Pasal 1 angka 1 Undang-Undang Nomor 11 Tahun 2010 tentang Cagar Budaya (selanjutnya disebut UU Cagar Budaya) menyatakan bahwa cagar budaya adalah warisan budaya bersifat kebendaan berupa benda cagar budaya, bangunan cagar budaya, struktur cagar budaya, situs cagar budaya, dan kawasan cagar budaya di darat dan/atau di air yang perlu dilestarikan keberadaannya karena memiliki nilai penting bagi sejarah, ilmu pengetahuan, pendidikan, agama, dan/atau kebudayaan melalui proses penetapan. Terkait dengan artikel ini, yang dimaksud dengan bangunan cagar budaya adalah susunan binaan yang terbuat dari benda alam atau benda buatan manusia untuk memenuhi kebutuhan ruang berdinding dan/atau tidak berdinding, dan beratap sebagaimana ketentuan dalam Pasal 1 angka 3 UU Cagar Budaya. Pasal 12 ayat (1) UU Cagar Budaya menyatakan bahwa :

“Setiap orang dapat memiliki dan/atau menguasai Benda Cagar Budaya, Bangunan Cagar Budaya, Struktur Cagar Budaya, dan/atau Situs Cagar Budaya dengan tetap memperhatikan fungsi sosialnya sepanjang tidak bertentangan dengan ketentuan Undang-Undang ini.”

Berdasarkan ketentuan tersebut, maka kepemilikan atas bangunan cagar budaya dapat dimiliki oleh orang perseorangan setelah melalui penetapan kepemilikan atas cagar budaya sebagaimana ketentuan dalam Pasal 33 ayat (2) UU Cagar Budaya yang menyatakan sebagai berikut :

“Setelah tercatat dalam Register Nasional Cagar Budaya, pemilik Cagar Budaya berhak memperoleh jaminan hukum berupa:

    1. surat keterangan status Cagar Budaya; dan
    2. surat keterangan kepemilikan berdasarkan bukti yang sah”

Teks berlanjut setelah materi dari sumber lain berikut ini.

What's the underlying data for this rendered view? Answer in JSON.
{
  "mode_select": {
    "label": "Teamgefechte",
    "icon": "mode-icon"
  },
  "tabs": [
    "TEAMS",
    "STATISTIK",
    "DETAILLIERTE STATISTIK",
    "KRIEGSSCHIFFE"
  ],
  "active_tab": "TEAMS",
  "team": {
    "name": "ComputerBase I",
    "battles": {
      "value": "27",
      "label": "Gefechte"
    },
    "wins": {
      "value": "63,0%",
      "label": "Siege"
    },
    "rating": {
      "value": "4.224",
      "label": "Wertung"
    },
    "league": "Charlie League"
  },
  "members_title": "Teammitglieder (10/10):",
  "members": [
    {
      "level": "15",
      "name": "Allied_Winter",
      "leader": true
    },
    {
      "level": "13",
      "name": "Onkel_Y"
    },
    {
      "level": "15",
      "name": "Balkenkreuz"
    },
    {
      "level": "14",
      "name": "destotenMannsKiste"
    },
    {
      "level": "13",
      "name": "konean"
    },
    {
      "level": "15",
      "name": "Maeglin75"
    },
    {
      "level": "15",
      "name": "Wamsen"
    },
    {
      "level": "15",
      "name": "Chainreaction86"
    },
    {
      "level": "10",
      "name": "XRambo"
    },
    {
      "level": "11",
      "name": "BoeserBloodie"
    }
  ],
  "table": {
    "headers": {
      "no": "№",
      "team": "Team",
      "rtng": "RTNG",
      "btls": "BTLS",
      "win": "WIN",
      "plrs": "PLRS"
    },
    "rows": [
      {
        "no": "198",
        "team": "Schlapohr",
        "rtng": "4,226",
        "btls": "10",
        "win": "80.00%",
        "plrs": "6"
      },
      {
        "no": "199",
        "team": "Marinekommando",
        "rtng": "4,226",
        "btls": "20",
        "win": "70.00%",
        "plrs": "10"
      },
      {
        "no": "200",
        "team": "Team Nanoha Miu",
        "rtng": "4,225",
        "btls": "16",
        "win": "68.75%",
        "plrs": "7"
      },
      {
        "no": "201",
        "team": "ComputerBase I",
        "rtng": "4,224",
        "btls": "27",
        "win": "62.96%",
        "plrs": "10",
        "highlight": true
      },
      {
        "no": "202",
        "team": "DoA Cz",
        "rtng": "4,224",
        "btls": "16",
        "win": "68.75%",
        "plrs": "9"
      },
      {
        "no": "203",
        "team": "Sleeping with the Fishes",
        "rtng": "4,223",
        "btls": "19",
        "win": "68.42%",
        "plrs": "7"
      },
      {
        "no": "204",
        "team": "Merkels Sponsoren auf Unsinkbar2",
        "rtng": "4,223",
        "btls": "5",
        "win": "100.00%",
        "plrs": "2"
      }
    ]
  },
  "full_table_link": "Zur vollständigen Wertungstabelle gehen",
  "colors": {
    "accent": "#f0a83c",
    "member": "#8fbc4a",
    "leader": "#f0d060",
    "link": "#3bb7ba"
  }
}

Sebuah bangunan cagar budaya dapat dimungkinkan berdiri diatas tanah yang hak atas tanah tersebut terdapat hak atas tanah orang perseorangan. Hak atas tanah yang dapat dimiliki adalah hak-hak sebagaimana diatur dalam Undang-Undang Nomor 5 Tahun 1960 tentang Undang-Undang Pokok Agraria (UUPA), sehingga hak milik juga termasuk didalamnya. Hak terkuat atas tanah merupakan hak milik. Namun, adanya asas pemisahan horizontal menimbulkan konsekuensi tersendiri terhadap pemisahan antara tanah dan bangunan, khususnya bagi pemegang hak milik atas tanah yang bangunan diatasnya ditetapkan sebagai bangunan cagar budaya.[1]Kepemilikan hak atas tanah yang bangunan diatasnya bangunan cagar budaya tidak dapat melakukan perbuatan terhadap tanah tersebut dengan sesuka hati karena terbatas oleh ketentuan Pasal 12 ayat (1) UU Cagar Budaya. Pemilik hak atas tanah harus memperhatikan fungsi sosial bangunan cagar budaya diatas tanah tersebut. Penjelasan Pasal 12 ayat (1) UU Cagar Budaya menyatakan bahwa fungsi sosial bangunan cagar budaya yang dimiliki oleh seseorang pemanfaatannya tidak hanya berfungsi untuk kepentingan pribadi, tetapi juga untuk kepentingan umum, misalnya untuk kepentingan ilmu pengetahuan, teknologi, pendidikan, pariwisata, agama, sejarah dan kebudayaan.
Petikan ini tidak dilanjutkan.